In the stack of papers parents at Salt Lake City’s Hawthorne Elementary sign at the start of the school year, the one labeled “Parent/Adult Volunteer Confidentiality Agreement” didn’t seem likely to set off alarm bells.

However, a few parents did raise objections, arguing the form amounted to a gag order to keep them from learning about bad behavior classmates might direct at their children. And, after a discussion between two parents and the school’s principal, the form will be rewritten to address those fears.

The “communication between parents,” said Megan Buhler, a mother of three Hawthorne students, “is one of the real strengths” of the school, and this form “is specifically designed to squash that, and I’m concerned about that.”

On the form, parents are told if they fail to keep information confidential, the result may include “being denied the opportunity to volunteer.”

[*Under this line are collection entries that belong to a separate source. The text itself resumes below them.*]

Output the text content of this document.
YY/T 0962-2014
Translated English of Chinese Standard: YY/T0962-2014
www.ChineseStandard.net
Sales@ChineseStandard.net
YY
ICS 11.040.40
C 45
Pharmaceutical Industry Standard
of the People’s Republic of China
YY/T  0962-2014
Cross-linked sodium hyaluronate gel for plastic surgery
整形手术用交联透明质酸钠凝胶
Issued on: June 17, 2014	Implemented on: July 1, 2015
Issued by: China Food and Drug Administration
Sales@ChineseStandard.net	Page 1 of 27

Marian Broadhead, principal at Hawthorne, said Friday that the confidentiality form is a routine one. “We’ve always had it in place here,” she said, adding that college students who volunteer at the school have had to sign it for 20 years.

She added that the rule “is a protection for” parents, so they will be aware of how easily someone could divulge student information — such as ID numbers, birthdays or grades — inadvertently in emails or social media. Such data is protected under the federal Family Educational Rights and Privacy Act, or FERPA.

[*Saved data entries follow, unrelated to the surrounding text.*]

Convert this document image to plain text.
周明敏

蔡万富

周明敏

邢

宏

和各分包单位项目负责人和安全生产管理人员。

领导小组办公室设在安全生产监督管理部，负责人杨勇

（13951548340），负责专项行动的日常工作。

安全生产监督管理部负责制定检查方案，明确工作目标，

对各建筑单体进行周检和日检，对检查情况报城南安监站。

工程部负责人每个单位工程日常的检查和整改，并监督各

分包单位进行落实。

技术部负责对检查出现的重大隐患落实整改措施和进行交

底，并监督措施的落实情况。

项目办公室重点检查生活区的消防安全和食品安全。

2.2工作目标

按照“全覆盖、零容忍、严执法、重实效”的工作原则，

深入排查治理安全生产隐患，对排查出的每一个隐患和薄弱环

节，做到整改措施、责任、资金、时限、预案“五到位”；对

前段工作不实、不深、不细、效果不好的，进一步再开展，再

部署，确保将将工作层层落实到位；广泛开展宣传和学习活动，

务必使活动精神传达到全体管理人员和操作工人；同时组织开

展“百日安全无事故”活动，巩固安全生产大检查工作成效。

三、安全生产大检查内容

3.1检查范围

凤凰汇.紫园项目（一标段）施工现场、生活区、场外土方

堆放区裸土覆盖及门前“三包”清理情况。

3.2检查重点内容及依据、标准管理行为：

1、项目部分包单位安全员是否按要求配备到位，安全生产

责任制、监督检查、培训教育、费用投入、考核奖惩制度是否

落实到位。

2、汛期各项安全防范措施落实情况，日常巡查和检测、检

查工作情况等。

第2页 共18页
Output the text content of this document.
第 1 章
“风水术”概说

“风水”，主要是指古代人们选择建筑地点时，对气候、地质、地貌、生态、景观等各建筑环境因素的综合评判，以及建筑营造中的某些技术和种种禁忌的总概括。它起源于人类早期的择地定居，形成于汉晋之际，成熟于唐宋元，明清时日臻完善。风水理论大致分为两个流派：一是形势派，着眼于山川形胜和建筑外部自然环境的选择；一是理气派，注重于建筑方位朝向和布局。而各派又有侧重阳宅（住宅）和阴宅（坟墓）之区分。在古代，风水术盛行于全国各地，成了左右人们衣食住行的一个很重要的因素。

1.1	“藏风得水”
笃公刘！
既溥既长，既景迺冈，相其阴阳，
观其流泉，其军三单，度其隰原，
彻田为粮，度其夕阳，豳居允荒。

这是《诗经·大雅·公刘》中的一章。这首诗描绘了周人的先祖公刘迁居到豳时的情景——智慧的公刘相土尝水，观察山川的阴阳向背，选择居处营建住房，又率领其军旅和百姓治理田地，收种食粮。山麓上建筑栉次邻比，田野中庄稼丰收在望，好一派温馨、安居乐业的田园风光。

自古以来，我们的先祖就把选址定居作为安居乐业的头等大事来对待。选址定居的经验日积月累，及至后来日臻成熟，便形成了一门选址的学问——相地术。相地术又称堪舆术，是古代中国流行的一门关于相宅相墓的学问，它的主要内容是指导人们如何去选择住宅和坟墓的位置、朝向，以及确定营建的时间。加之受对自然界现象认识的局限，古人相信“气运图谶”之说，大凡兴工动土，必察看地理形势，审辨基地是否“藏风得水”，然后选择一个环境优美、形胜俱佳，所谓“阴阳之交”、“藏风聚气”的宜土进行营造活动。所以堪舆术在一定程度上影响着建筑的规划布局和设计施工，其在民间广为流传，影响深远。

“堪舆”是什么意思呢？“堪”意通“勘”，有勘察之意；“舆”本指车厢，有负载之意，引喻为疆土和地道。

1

The form, she said, is “not about whether you can talk to a parent about behavior.”

However, a notice posted with the forms at a parent meeting Thursday night — and captured in a photo Buhler posted to friends on Facebook — reads, “It is most important that students, their behavior and/or grades are not discussed among school volunteers and that student privacy is respected.”

For Buhler, being able to discuss student behavior is an issue of safety. And it’s personal.

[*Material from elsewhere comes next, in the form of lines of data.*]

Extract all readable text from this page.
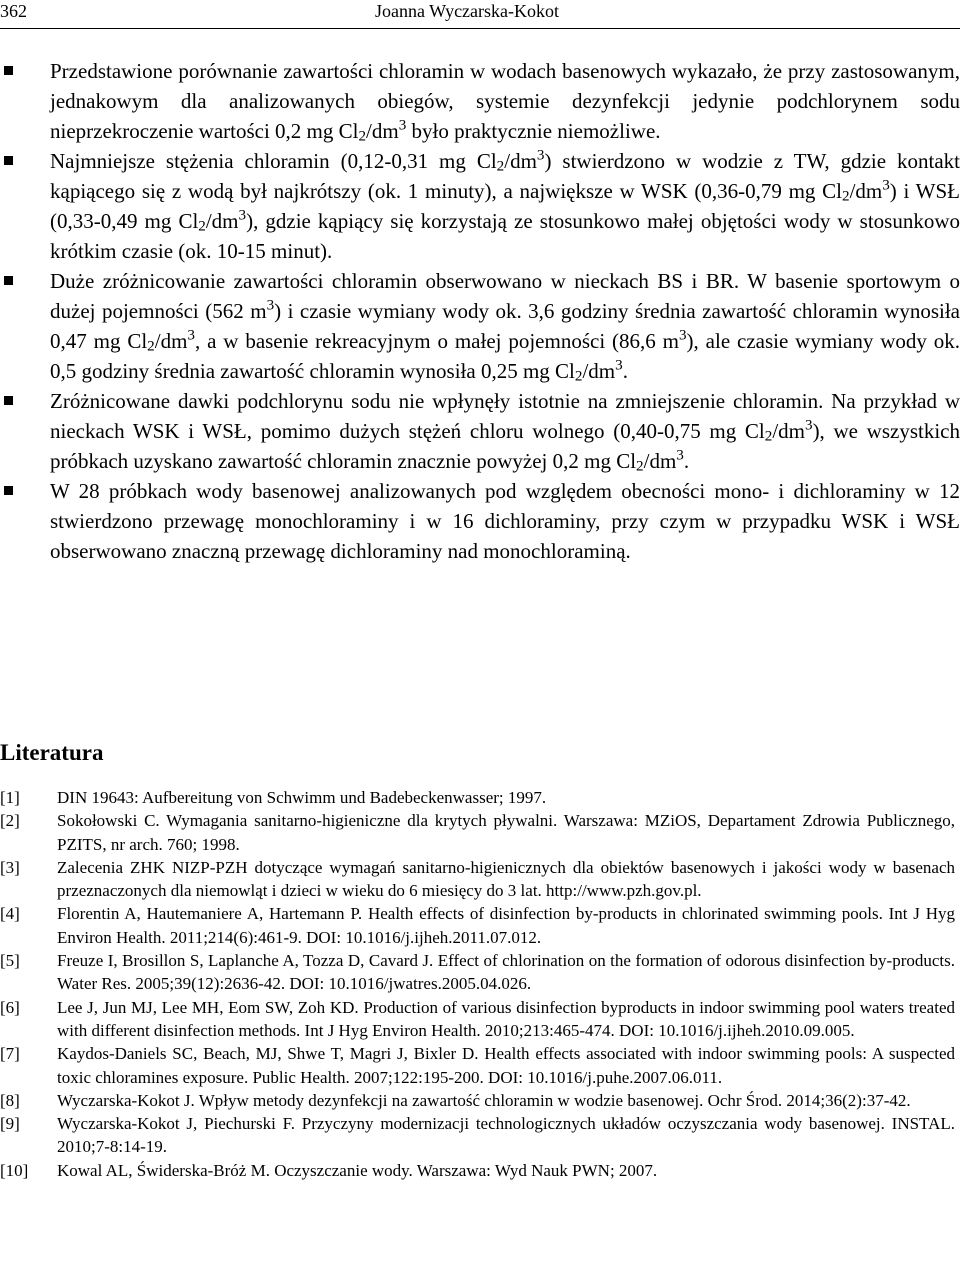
362	Joanna Wyczarska-Kokot
Przedstawione porównanie zawartości chloramin w wodach basenowych wykazało, że przy zastosowanym, jednakowym dla analizowanych obiegów, systemie dezynfekcji jedynie podchlorynem sodu nieprzekroczenie wartości 0,2 mg $Cl_2/dm^3$ było praktycznie niemożliwe.
Najmniejsze stężenia chloramin (0,12-0,31 mg $Cl_2/dm^3$) stwierdzono w wodzie z TW, gdzie kontakt kąpiącego się z wodą był najkrótszy (ok. 1 minuty), a największe w WSK (0,36-0,79 mg $Cl_2/dm^3$) i WSŁ (0,33-0,49 mg $Cl_2/dm^3$), gdzie kąpiący się korzystają ze stosunkowo małej objętości wody w stosunkowo krótkim czasie (ok. 10-15 minut).
Duże zróżnicowanie zawartości chloramin obserwowano w nieckach BS i BR. W basenie sportowym o dużej pojemności (562 $m^3$) i czasie wymiany wody ok. 3,6 godziny średnia zawartość chloramin wynosiła 0,47 mg $Cl_2/dm^3$, a w basenie rekreacyjnym o małej pojemności (86,6 $m^3$), ale czasie wymiany wody ok. 0,5 godziny średnia zawartość chloramin wynosiła 0,25 mg $Cl_2/dm^3$.
Zróżnicowane dawki podchlorynu sodu nie wpłynęły istotnie na zmniejszenie chloramin. Na przykład w nieckach WSK i WSŁ, pomimo dużych stężeń chloru wolnego (0,40-0,75 mg $Cl_2/dm^3$), we wszystkich próbkach uzyskano zawartość chloramin znacznie powyżej 0,2 mg $Cl_2/dm^3$.
W 28 próbkach wody basenowej analizowanych pod względem obecności mono- i dichloraminy w 12 stwierdzono przewagę monochloraminy i w 16 dichloraminy, przy czym w przypadku WSK i WSŁ obserwowano znaczną przewagę dichloraminy nad monochloraminą.
Literatura
[1] DIN 19643: Aufbereitung von Schwimm und Badebeckenwasser; 1997.
[2] Sokołowski C. Wymagania sanitarno-higieniczne dla krytych pływalni. Warszawa: MZiOS, Departament Zdrowia Publicznego, PZITS, nr arch. 760; 1998.
[3] Zalecenia ZHK NIZP-PZH dotyczące wymagań sanitarno-higienicznych dla obiektów basenowych i jakości wody w basenach przeznaczonych dla niemowląt i dzieci w wieku do 6 miesięcy do 3 lat. http://www.pzh.gov.pl.
[4] Florentin A, Hautemaniere A, Hartemann P. Health effects of disinfection by-products in chlorinated swimming pools. Int J Hyg Environ Health. 2011;214(6):461-9. DOI: 10.1016/j.ijheh.2011.07.012.
[5] Freuze I, Brosillon S, Laplanche A, Tozza D, Cavard J. Effect of chlorination on the formation of odorous disinfection by-products. Water Res. 2005;39(12):2636-42. DOI: 10.1016/jwatres.2005.04.026.
[6] Lee J, Jun MJ, Lee MH, Eom SW, Zoh KD. Production of various disinfection byproducts in indoor swimming pool waters treated with different disinfection methods. Int J Hyg Environ Health. 2010;213:465-474. DOI: 10.1016/j.ijheh.2010.09.005.
[7] Kaydos-Daniels SC, Beach, MJ, Shwe T, Magri J, Bixler D. Health effects associated with indoor swimming pools: A suspected toxic chloramines exposure. Public Health. 2007;122:195-200. DOI: 10.1016/j.puhe.2007.06.011.
[8] Wyczarska-Kokot J. Wpływ metody dezynfekcji na zawartość chloramin w wodzie basenowej. Ochr Środ. 2014;36(2):37-42.
[9] Wyczarska-Kokot J, Piechurski F. Przyczyny modernizacji technologicznych układów oczyszczania wody basenowej. INSTAL. 2010;7-8:14-19.
[10] Kowal AL, Świderska-Bróż M. Oczyszczanie wody. Warszawa: Wyd Nauk PWN; 2007.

Last school year, on a field trip, a classmate repeatedly screamed at one of Buhler’s children and other students, she said. Buhler wasn’t volunteering that day, and another parent told her about the incident.

That same day, Buhler said, her child’s teacher sent an email that seemed to downplay what happened. “She mentioned that there had been a slight incident, and basically put it all on my daughter,” Buhler said. When Buhler told the teacher what the volunteer parent told her, “[the teacher] said, ‘Oh, well, that’s actually how it happened,’” Buhler said.

Buhler said the parent-to-parent network at Hawthorne is a vital safety check. “The observations that I’ve heard from my own child, from those parent volunteers, have been really helpful — in fact, in some cases, more helpful than the teachers’ observations,” she said.

Broadhead said that teachers and administrators can discuss student behavior with parents, but there are limits because of FERPA.

“Let’s say that your child was hit, a fist to the face,” Broadhead said. “I am able to let you know that I will follow all the appropriate procedures, and the discipline, and due process. But I’m not going to tell you that Johnny, who hit your kid, now is going to be whatever, whatever, whatever. … I can tell you everything that we do to protect a child, to be safe, but I also have to manage the privacy of the other [student].”

On Friday afternoon, Buhler and the other volunteer parent met with Broadhead. Buhler said the principal agreed to revise the form, to make clear that student information should be protected — and that volunteers should speak up about safety concerns.

“This isn’t people gossiping, this isn’t people sharing student data,” Buhler said. “This is a parent seeing an unsafe situation and informing a parent that her child was in danger.”

Broadhead, who this month was named the Salt Lake City School District’s Principal of the Year for 2020, said, “We wouldn’t be the school we are without our volunteers.” Last year, Hawthorne was named a National Blue Ribbon School, one of three in the state to receive this competitive honor from the U.S. Department of Education.